‘NE YARDAN, NE SAZDAN NE DE VATANDAN VAZGEÇTİM’
Kendisini, ‘Ne yarimden, ne sazımdan, ne de vatanımdan vazgeçtim. Nasıl Nursal’dan geldiysem o mazlum, sefil, tertemiz bir köylü çocuğu isem şimdi de aynıyım.”diyerek tanımlayan ozan, okuduğu türkülerle ve hoş sohbetiyle Küçükçekmecelilere unutulmaz bir akşam yaşattı.
“Çok nazik insanlarsınız.

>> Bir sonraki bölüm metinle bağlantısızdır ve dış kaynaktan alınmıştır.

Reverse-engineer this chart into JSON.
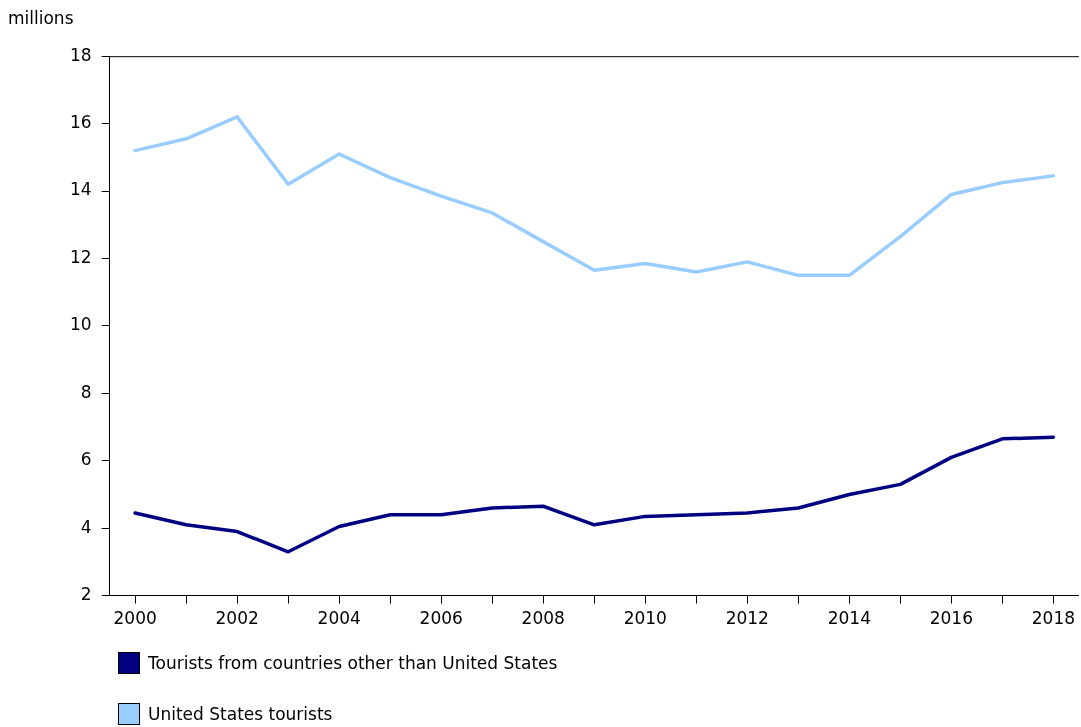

Beni buraya siz getirdiniz.”diyerek katılımcılara ve Aziz Yeniay’a teşekkür eden Ali Kızıltuğ, yaptığı esprileriyle de katılımcılara neşe dolu anlar yaşattı.
‘GÖZÜMÜZÜ AÇTIK TÜRKÜ DİNLEDİK’
Program sonunda Kızıltuğ’a çiçek vererek teşekkür eden Aziz Yeniay ise, “Gözümüzü açtık türkü dinledik. Dedem radyoda Aşık Veysel çaldığı zaman, radyonun sesini açtırırdı. Türkü bizim için farklı bir duygu, farklı bir özlem. Türkü gerçekten Anadolu’yu buram buram estiren, aşkları, sevgiyi ve muhabbeti çok güzel ifade eden özel hasretlerimizdir.”diye konuştu.
Ali Kızıltuğ kimdir?
1944 yılında Sivas ili Divriği ilçesi Mursal köyünde dünyaya geldi. 1958 yılında bağlama çalmaya başladı. Bağlamaya ilişkin temel bilgileri köyünde bulunan Abbas ustadan öğrendi. İlk yıllarda başka aşıkların eserlerini ve yöresel türküleri seslendirdi.
1969 yılında ilk plağı olan 'Asrı gurbet harab etmiş köyümü' çıktı. Bugüne kadar 103 plak ve 87 kaseti yayınlandı. 2160 eseri bulunmakta ve bunların 550 tanesi başka sanatçılar tarafından seslendirildi.
1969’dan bu yana sadece kendi eserlerini seslendiriyor. Eserlerini hazırlarken genellikle önce şiir olarak yazıp sonra onları besteliyor.